Harvard’s Stephen Shoemaker said it is common for his students to be surprised by the significance of religion in the evolution of Harvard, and he believes part of his mission is to raise that awareness.

Rose Lincoln/Harvard Staff Photographer

Arts & Culture

Harvard’s religious past

6 min read

To understand where the University is, lecturer teaches, it’s important to see where it’s been

“It all began when I wrote my dissertation on the history of religion at Harvard in the 19th century,” said Stephen Shoemaker, a lecturer on the study of religion at Harvard. “But specializing in the details of Harvard’s history is a career-limiting move. It prepares you to teach at one university,” he said with a laugh. “Yale doesn’t usually return my calls.”

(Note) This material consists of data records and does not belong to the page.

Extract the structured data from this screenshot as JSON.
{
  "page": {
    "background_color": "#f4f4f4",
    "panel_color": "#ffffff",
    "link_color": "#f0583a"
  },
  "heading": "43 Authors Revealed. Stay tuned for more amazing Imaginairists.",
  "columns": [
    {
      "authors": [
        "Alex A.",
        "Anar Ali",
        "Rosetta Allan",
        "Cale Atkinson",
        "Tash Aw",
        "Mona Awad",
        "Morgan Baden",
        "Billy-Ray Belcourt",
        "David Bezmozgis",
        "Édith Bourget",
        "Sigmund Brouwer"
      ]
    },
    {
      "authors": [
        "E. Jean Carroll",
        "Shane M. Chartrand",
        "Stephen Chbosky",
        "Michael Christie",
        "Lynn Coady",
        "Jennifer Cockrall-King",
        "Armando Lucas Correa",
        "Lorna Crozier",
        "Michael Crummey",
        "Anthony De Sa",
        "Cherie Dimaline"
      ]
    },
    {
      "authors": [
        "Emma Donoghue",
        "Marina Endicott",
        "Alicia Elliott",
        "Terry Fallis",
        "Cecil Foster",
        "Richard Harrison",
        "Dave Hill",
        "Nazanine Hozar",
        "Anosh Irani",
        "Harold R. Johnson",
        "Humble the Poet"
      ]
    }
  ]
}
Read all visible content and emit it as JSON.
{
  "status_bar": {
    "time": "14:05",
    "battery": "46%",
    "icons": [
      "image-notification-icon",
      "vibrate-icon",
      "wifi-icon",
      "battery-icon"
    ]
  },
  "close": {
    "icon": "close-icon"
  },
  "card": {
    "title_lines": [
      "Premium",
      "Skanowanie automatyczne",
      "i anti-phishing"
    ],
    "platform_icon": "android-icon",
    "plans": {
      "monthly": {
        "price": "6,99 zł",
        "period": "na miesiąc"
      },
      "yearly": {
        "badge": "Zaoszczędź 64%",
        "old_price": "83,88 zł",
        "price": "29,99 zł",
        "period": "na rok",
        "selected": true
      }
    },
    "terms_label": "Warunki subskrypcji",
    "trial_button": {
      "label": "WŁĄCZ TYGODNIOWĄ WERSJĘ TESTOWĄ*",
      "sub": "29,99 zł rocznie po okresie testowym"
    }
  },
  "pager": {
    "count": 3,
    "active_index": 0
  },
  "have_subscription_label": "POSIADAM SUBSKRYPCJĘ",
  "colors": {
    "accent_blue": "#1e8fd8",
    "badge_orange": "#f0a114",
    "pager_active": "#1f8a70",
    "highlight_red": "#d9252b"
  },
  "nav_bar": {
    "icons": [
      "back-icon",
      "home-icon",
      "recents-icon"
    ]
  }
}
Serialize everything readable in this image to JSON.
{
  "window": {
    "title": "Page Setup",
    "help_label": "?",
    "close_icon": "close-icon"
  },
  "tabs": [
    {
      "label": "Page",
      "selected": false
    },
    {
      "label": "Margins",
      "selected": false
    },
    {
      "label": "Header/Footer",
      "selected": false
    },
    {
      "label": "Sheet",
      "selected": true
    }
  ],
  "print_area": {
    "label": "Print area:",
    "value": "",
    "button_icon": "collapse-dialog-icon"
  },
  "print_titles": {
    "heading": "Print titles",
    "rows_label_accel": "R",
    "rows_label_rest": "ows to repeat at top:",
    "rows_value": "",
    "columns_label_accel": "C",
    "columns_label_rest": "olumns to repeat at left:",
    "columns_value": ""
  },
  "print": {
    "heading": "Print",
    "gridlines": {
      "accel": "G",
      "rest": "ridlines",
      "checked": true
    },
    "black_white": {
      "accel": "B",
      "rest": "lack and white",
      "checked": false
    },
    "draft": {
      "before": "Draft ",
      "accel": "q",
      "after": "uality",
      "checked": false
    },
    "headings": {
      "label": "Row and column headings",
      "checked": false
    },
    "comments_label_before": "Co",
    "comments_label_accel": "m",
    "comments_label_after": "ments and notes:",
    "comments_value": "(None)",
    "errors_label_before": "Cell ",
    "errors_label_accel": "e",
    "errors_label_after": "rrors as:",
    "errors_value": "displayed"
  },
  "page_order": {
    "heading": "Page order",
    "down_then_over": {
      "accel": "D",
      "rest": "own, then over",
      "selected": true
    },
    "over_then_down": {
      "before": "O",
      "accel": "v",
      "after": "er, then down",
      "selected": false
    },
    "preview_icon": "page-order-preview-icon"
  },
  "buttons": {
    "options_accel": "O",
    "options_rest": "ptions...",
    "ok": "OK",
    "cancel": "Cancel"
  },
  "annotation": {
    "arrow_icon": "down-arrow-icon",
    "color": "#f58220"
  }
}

The winner of the 2016 Shattuck Excellence in Teaching Award, Shoemaker holds a master’s in theology from Harvard Divinity School and a Ph.D. from Harvard. A noted lecturer on campus, his signature class is “Harvard’s History and Evolving Religious Identity,” which he created and co-taught with the Rev. Peter J. Gomes for many years before Gomes’ death in 2011. In spring, the course had a record 90 students.

“The class was held in Holden Chapel in the Yard, and it was packed,” said Michael Ledecky ’16, a government concentrator. Ledecky said the class was eye-opening. “I had no idea what a large role religion played in the origins and development of Harvard.”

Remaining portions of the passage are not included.